On Fri, Dec 16, 2011 at 9:01 AM, Mathieu Basille
<basille@ase-research.org>wrote:

> Le 16/12/2011 08:49, Vitalie Spinu a écrit :
> > Mathieu Basille <basille@ase-research.org> writes:
> >
> >> Dear Vitalie,
> >>
> >> Thanks for you comment. My first message was not perfectly clear... Your
> >> example with 'foo' is misleading, since foo is exactly 3 character long.
> >> Take this silly example instead:
> >>
> >> foo <- function(aaaaaaaaaa = 1, bbbbbbbbbb = 2, cccccccccc = 3,
> >>                 dddddddddd = 4, eeeeeeeeee = 5)
> >> {
> >>     return(data.frame(aaaaaaaaaa, bbbbbbbbbb, cccccccccc, dddddddddd,
> >>                       eeeeeeeeee))
> >> }
> >>
> >> The new line formatted by ESS starts just after the opening parenthesis.

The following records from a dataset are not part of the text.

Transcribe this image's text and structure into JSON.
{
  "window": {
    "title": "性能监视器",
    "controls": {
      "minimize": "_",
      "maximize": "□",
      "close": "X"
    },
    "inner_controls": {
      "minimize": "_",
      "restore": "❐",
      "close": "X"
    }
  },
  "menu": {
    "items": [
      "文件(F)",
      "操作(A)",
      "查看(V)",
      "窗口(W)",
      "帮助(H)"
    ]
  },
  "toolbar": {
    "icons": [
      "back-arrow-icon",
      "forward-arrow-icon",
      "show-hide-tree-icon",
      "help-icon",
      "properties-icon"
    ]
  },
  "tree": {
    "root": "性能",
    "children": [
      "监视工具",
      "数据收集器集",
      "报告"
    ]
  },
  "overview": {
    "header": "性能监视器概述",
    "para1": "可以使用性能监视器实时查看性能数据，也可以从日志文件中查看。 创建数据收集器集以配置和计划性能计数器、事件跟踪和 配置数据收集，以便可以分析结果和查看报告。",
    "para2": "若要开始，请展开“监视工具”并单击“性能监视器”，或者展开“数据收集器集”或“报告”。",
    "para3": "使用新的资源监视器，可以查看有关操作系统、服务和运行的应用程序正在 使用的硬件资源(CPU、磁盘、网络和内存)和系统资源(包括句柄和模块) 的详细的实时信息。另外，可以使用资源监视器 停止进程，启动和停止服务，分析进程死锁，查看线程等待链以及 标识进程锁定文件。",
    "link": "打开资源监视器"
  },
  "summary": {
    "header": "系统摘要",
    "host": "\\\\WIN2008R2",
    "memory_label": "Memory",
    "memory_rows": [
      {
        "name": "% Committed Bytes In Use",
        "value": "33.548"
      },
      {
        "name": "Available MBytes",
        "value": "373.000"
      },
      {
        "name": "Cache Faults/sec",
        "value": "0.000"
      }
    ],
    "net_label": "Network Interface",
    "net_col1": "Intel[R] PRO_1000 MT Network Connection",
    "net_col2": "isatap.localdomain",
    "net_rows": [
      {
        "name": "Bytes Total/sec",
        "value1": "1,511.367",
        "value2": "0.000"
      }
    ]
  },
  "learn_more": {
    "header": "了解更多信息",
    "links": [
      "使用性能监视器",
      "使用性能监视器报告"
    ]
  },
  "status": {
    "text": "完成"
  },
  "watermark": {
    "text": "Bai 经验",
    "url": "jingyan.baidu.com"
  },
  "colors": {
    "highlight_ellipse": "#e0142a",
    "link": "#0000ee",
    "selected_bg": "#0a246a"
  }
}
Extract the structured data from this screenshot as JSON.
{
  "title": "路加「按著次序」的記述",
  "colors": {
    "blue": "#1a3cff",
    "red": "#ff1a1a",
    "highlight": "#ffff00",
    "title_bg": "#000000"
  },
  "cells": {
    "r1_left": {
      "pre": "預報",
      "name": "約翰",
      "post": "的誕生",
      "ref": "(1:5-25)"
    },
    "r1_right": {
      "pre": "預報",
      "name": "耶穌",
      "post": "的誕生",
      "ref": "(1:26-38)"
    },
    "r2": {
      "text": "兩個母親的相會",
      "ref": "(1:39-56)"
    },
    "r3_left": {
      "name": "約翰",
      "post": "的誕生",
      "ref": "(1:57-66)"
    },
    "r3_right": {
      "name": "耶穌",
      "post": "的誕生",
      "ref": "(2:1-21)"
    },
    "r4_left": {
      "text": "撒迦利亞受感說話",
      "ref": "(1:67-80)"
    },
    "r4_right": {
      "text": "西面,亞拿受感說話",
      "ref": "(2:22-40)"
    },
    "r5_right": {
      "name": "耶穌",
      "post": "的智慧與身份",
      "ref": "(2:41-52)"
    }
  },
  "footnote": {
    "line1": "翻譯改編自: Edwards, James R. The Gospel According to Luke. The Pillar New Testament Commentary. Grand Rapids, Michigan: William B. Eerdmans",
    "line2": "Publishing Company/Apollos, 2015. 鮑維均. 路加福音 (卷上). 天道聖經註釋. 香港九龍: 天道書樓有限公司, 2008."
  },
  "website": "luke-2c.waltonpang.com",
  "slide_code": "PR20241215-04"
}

> >> If I save the file in bla.R and source it with 'keep.source = FALSE' to
> >> use the R parser, here is what I get:
> >>
> >>> options(keep.source = FALSE)
> >>> source("bla.R")
> >>> foo
> >> function (aaaaaaaaaa = 1, bbbbbbbbbb = 2, cccccccccc = 3, dddddddddd =
> 4,
> >>     eeeeeeeeee = 5)
> >> {
> >>     return(data.frame(aaaaaaaaaa, bbbbbbbbbb, cccccccccc, dddddddddd,
> >>         eeeeeeeeee))
> >> }
> >
> > Ok, I got it. Check the keep.source option:
> >
> > options("keep.source")
> >
> > If it's FALSE I am getting your output and this is the problem of R, ESS
> > cannot easily help you here. In my setup  keep.source is T, so I am
> > getting everything ok.
>
> It is OK from an ESS perspective only. From a R perspective, it is not.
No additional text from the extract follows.